Small brother was dispatched to bed at about 8pm (although he seemed to be emulating the aim of the evening by taking forever to reach the land of nod). My daughter’s normal 7pm shower was delayed until 9pm, with a bracing hairwash added in for good measure. The standard hot chocolate was substituted with a fizzy drink (no sugar, of course), and the big old projector screen was rolled down for an All Night Film Night.
We kicked proceedings off with a long ’un - The Hobbit. It was long. Did I say it was long? Because it was. Long. Very long. It was more than an hour before they set off on their bloody adventures, for God’s sake. I wanted to grab hold of the beards of each of those indistinguishable overly-hirsute dwarves, spin them round, and launch them on their way, but then I remembered that it wasn’t all about me, and that long was good, because we were trying to while away the hours and stave off sleep.
Next up on the film menu was Surf’s Up. Penguins and surfboards and...ye Gods! Shia LaBeouf! At least it was just his voice, which is admittedly not quite as annoying as the double whammy of his whiny voice and whiny face when they are employed together to ruin Indiana Jones (along with those stupid aliens and that ridiculous nuclear-proof fridge, but I digress).
By this time, my girl was flagging a little. I sent her dad off to bed, ready to pick up the early shift, and we got out the felt tips and did a bit of drawing. Above, is my daughter’s 1.30am picture of a penguin. Or a hobbit. Or a penguin/hobbit hybrid. I don't know much about art, but I know what I like.

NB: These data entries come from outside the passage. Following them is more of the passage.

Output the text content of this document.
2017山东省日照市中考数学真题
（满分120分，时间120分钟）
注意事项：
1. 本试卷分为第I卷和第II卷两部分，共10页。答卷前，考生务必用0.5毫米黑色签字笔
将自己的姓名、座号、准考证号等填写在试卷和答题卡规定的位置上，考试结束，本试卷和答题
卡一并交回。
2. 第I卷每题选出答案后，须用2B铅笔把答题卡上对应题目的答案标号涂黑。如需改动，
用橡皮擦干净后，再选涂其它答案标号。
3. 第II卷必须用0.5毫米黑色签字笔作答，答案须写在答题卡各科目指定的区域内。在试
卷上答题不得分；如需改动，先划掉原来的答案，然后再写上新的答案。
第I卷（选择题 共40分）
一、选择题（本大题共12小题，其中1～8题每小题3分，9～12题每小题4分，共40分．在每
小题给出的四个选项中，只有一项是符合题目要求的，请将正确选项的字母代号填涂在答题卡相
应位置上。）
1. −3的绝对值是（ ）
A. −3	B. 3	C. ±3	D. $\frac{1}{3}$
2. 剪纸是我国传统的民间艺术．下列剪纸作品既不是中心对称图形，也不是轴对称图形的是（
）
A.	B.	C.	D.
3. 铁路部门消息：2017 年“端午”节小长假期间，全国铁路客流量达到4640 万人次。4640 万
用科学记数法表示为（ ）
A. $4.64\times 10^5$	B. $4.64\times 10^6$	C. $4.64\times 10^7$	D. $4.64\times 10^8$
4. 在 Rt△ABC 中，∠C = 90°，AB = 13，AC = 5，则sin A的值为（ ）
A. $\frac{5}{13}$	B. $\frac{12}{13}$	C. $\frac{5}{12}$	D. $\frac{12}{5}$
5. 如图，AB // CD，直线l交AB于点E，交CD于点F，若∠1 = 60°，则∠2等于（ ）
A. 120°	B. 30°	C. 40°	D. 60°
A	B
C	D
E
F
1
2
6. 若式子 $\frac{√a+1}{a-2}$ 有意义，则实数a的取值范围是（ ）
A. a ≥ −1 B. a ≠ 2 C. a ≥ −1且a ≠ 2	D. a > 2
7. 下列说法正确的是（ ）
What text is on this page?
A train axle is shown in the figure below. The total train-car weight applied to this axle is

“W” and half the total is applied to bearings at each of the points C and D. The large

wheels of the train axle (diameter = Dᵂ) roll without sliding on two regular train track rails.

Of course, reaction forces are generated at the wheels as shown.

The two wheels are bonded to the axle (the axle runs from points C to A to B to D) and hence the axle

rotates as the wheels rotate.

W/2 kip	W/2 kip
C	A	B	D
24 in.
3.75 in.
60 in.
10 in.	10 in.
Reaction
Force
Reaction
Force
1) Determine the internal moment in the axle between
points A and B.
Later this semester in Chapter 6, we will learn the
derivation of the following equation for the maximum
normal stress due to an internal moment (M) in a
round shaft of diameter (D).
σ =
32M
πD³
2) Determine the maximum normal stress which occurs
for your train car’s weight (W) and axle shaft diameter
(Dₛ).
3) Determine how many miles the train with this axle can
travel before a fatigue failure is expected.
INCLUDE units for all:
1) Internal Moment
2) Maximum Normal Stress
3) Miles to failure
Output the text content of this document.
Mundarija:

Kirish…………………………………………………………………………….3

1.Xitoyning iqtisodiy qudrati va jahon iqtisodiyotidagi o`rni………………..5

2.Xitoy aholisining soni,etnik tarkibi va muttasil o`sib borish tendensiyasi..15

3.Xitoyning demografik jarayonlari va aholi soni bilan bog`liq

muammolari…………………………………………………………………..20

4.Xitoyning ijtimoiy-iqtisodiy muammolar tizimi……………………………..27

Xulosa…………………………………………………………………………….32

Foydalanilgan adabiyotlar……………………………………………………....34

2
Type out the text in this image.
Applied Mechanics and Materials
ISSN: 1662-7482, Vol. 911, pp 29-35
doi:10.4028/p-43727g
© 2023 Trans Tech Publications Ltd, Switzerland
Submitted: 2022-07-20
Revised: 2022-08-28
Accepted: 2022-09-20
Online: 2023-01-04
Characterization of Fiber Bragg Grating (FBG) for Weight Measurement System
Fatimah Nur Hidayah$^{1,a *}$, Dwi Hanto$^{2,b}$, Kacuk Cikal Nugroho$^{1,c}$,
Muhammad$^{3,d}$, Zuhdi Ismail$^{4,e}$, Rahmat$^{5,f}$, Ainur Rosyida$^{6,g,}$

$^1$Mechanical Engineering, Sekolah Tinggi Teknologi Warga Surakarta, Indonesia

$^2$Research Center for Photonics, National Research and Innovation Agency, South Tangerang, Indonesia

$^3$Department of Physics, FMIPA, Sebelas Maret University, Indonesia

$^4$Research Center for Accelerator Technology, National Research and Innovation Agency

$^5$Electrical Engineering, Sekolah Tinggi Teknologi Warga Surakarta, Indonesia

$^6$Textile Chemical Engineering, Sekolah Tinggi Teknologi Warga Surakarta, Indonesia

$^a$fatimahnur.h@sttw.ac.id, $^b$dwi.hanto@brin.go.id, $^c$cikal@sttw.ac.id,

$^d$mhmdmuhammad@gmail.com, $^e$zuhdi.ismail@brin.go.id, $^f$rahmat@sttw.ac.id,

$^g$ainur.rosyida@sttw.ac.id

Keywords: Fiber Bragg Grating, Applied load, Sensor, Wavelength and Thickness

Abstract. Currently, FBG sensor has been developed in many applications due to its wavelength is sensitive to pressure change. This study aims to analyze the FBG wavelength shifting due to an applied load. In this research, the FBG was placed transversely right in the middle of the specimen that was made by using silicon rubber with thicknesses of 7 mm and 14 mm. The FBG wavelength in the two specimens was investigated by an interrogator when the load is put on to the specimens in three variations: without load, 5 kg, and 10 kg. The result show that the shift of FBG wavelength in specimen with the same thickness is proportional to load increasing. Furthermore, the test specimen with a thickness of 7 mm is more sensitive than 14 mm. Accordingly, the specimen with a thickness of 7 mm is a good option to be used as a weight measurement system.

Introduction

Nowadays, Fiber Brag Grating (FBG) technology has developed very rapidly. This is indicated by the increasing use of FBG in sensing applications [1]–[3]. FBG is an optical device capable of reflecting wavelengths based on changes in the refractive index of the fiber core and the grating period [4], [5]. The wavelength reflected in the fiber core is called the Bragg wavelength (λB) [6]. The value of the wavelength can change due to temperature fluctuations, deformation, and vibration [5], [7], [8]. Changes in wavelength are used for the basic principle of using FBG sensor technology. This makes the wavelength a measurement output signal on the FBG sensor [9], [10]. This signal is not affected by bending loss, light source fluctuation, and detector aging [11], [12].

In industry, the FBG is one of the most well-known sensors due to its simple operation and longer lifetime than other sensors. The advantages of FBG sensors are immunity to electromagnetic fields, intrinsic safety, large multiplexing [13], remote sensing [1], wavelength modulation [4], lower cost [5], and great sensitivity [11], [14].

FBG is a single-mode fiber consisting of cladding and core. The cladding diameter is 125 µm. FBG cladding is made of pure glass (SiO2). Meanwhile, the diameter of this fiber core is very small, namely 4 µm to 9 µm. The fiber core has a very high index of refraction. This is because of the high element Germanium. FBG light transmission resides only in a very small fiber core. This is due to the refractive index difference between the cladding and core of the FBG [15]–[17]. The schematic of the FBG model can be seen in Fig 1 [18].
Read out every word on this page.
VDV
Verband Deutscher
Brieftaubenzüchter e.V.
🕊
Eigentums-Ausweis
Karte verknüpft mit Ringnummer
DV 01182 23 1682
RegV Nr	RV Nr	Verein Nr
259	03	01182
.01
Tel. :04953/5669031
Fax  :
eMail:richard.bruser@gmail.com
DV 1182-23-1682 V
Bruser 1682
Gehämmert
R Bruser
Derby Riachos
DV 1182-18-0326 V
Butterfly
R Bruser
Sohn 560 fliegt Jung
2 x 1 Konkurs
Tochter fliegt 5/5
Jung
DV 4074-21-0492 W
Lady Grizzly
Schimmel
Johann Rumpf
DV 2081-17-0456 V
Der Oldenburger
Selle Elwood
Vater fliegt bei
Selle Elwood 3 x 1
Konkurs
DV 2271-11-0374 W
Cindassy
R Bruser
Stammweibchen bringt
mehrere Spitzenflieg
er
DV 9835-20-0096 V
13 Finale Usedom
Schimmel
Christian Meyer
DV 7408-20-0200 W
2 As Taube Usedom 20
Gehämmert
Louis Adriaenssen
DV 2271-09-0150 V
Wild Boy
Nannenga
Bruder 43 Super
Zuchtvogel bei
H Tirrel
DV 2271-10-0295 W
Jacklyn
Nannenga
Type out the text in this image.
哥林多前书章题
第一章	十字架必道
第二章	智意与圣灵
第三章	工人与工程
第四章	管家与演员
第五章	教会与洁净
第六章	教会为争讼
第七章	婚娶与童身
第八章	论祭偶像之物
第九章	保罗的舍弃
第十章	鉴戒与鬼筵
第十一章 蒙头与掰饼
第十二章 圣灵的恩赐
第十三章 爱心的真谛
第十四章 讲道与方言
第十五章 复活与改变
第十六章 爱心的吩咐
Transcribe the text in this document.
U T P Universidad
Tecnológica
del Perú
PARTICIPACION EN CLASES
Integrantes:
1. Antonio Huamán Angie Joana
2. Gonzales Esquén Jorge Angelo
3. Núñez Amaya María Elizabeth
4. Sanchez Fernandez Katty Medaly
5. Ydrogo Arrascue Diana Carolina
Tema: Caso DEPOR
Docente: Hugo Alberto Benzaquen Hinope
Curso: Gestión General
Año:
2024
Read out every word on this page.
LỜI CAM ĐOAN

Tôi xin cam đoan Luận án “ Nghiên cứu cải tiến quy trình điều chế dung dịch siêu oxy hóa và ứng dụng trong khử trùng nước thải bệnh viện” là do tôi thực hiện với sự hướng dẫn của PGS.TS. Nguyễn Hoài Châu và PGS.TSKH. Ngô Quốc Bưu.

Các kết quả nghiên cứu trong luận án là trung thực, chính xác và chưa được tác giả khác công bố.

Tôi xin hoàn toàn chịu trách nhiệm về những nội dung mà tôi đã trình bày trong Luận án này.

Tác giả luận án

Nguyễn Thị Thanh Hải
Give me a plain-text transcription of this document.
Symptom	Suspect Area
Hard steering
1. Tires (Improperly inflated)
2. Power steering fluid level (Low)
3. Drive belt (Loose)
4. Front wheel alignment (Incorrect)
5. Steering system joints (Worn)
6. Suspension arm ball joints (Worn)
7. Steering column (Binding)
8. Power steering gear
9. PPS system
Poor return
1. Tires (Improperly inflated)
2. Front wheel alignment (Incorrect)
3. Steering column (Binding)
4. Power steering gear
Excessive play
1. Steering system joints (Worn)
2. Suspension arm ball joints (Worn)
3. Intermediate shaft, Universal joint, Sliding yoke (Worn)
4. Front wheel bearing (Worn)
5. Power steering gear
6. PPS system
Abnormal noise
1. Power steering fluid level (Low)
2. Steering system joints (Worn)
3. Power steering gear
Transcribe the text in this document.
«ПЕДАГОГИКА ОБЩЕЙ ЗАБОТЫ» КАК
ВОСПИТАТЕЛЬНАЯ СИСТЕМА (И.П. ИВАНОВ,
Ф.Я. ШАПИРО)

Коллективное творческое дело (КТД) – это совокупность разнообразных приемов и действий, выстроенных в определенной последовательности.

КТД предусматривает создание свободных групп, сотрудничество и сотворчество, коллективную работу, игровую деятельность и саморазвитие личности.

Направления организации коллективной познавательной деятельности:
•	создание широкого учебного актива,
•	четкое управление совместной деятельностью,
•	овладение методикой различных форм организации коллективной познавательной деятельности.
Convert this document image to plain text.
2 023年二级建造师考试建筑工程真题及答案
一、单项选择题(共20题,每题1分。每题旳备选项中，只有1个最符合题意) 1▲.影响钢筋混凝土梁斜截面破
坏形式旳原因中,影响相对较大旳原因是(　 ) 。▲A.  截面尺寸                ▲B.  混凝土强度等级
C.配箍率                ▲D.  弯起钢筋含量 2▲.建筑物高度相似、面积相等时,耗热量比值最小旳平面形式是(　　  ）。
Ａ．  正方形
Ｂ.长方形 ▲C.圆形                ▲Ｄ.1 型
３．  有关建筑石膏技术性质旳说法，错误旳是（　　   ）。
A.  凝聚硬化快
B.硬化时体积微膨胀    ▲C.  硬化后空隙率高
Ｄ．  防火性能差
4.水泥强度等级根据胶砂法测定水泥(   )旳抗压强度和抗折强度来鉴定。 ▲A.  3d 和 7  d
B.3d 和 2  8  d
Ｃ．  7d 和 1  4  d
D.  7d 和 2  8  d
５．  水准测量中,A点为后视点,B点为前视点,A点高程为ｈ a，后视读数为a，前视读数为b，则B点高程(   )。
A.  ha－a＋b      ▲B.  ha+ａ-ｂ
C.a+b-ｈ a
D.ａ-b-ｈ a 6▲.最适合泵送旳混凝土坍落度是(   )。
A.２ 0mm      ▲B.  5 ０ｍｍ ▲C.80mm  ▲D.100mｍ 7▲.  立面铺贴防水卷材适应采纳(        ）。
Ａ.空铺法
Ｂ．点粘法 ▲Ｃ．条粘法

Then it was back to another film. Her choice for the 2am-3am slot was The Sisterhood Of The Travelling Pants. I’m not sure what she was taking in by this point. I was ready to break, to be honest. Did they ever think to try this stuff on terrorists? Four Best Friends Forever discover the meaning of life, love and friendship through the medium of a pair of magic jeans? Five minutes of that, and Osama Bin Laden would have been sold down the river, I swear, without the need for any orange jumpsuits and wet towels.
By 3am, we were done. Done in. We hit the sack, stuck the coins in the maximum four hour sleep slot, and I sneaked in a little lie-in whilst my husband used Weetabix to lure a sleepy girl out of bed at 7am.
“Mum, I’m tired,” she told me, a little later in the morning, when we were popping to the shop to keep her up and alert (and buy some school uniform whilst we did so). “This is exactly how I feel after when I don’t sleep,” she explained. “I know,” I sympathised, thinking of the little zombie we have on our hands every few weeks, surprised at her sudden self-awareness, and smiling at the higgledy-piggledy construction of the phrase “after when I don’t sleep”.
And so we made it. With the car stereo blasting out loud (and discovering along the way that my four-year-old boy really likes The Dead Kennedys), we got to the hospital, made our way to the neurophysiology department, and sat in the waiting room, ready to be called in for the EEG test.
I think I'll tell you the rest of it tomorrow. My girl conked out an hour ago, and I think my conk is also outing...
Video is Daft Punk - Get Lucky. Well, we were up all night, nearly.